Perhaps the most awkward moment in the play that was not well performed was the meeting of all the women …the new mistress, the shocked wife, the sister and all the stereotypes of a woman’s world that came crashing down. . The mistress appears to be calm, the wife’s emotions are not particularly clear, the Brazilian maid sits there like an afterthought, there is no emotion anywhere , the only sentiment is a great feeling of malaise on the part of the audience  because the situation is actually not very funny…It is cruel. More   could have been done to lighten it all perhaps by making the male the brunt of a huge joke as  he runs around the  North Pole  looking  for a special cancer curing plant. ! That is the funniest thing in the play which in fact is not funny at all.  How does one perform such a strange situation of exacerbated romanticism!!  The dilemma is very tough to solve. In fact isn’t it the  man  who becomes the fool because the illness unites the women..and the  man is totally useless. But  in spite of all these magnificent contradictions which   could have fueled  much emotion,  it all remained rather bland.

Even that scene where they are eating apples. The essence of the feminine mystique,  the  myth of Eve in the garden of Eden a mixture of nastiness and ridicule as  the totally unsexy Eve who tosses her apples of knowledge  away!   That didn’t work either !!! Even Ana herself (Rebecca Benson) didn’t seem to realize what she was doing!!
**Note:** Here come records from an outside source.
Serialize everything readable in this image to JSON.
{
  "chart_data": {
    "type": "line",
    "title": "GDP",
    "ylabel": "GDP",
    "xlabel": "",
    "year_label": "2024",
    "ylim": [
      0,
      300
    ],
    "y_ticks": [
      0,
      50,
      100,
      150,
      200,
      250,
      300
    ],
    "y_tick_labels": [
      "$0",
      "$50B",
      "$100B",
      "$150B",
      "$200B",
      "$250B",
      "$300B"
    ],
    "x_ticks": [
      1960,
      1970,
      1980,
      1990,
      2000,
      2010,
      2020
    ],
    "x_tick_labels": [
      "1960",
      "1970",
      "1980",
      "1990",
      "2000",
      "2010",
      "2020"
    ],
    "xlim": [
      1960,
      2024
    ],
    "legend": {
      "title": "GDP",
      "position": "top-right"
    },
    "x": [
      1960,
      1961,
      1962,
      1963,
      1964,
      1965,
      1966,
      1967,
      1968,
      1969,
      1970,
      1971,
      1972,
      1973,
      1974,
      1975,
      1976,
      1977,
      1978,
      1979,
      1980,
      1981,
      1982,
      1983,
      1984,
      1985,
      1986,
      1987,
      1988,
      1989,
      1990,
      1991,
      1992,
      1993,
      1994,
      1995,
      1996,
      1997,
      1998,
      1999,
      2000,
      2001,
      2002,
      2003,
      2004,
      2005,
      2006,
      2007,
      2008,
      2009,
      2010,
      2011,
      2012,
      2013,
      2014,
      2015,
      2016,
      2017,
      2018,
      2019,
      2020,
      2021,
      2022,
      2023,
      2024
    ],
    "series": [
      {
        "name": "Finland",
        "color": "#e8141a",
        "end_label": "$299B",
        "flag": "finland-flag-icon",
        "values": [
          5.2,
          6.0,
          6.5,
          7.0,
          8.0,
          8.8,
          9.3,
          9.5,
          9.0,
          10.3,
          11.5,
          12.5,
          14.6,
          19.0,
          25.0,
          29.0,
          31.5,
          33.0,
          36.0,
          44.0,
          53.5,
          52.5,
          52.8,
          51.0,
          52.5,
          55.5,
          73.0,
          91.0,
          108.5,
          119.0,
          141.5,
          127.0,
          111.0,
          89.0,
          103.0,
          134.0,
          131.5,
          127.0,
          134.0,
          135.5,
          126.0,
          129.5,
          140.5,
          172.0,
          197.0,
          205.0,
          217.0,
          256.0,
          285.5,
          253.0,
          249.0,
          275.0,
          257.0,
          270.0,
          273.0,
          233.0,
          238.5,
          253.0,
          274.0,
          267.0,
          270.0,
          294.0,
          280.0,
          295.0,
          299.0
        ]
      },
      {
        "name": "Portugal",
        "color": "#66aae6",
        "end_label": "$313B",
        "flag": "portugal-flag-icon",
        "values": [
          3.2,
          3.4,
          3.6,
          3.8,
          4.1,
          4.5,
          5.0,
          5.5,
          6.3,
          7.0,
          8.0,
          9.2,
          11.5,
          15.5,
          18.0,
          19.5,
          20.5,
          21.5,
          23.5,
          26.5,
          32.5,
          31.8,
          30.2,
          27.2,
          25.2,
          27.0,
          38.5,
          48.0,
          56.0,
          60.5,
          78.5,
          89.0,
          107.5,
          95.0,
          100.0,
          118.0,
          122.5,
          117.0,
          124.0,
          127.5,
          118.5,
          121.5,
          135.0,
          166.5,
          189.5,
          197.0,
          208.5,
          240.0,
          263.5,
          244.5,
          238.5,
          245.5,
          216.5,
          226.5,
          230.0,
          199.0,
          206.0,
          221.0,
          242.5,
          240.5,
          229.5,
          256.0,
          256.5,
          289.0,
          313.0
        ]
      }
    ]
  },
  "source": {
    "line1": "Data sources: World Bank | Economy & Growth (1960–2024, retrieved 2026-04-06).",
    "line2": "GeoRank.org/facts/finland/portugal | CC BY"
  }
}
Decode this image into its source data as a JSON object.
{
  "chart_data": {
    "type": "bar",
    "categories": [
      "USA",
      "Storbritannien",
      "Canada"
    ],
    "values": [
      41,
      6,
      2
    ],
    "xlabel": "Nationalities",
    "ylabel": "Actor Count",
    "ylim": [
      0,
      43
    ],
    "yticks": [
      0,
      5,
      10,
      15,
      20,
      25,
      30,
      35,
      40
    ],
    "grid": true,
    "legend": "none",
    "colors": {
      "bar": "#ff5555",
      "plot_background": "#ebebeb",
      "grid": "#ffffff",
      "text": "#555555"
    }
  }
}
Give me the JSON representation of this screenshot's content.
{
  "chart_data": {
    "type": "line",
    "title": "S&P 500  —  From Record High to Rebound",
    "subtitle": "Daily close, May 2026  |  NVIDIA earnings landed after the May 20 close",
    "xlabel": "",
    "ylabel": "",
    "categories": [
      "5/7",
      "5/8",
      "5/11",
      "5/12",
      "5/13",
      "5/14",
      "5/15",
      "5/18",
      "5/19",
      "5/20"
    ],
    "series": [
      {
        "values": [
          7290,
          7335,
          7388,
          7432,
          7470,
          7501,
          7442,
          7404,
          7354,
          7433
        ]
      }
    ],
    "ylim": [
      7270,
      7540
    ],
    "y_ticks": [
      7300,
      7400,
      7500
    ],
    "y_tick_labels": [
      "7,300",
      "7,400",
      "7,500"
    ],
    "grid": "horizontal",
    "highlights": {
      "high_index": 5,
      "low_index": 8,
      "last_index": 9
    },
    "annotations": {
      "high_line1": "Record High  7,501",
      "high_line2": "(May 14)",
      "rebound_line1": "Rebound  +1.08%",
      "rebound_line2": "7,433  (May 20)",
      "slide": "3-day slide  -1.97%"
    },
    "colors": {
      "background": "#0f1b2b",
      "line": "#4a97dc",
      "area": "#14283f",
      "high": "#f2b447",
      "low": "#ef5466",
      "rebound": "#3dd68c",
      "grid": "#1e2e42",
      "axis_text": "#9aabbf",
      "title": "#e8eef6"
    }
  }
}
Cindy Beaton as the older sister who liked cleaning, who had a grasp of her character’s dilemma  was often fine and Puja Uppal who was supposed to be the Brazilian maid  but who became the   antithesis of a maid, was basically a sweet young thing who wanted to be a comic , but not at all in her character  because she was  not able to go  much further with her performance.    That was the play.. so full of excellent contradictions, aimed at destroying feminine stereotyping that it   should have been very very funny  but it was so bland, I felt nothing but irritation except for Andrea Steinwands set which was really quite beautful, even when it was messy !!David Magladry’s lighting contributed perfectly to the atmosphere  as well.

The Clean House plays until February 24 at the Gladstone.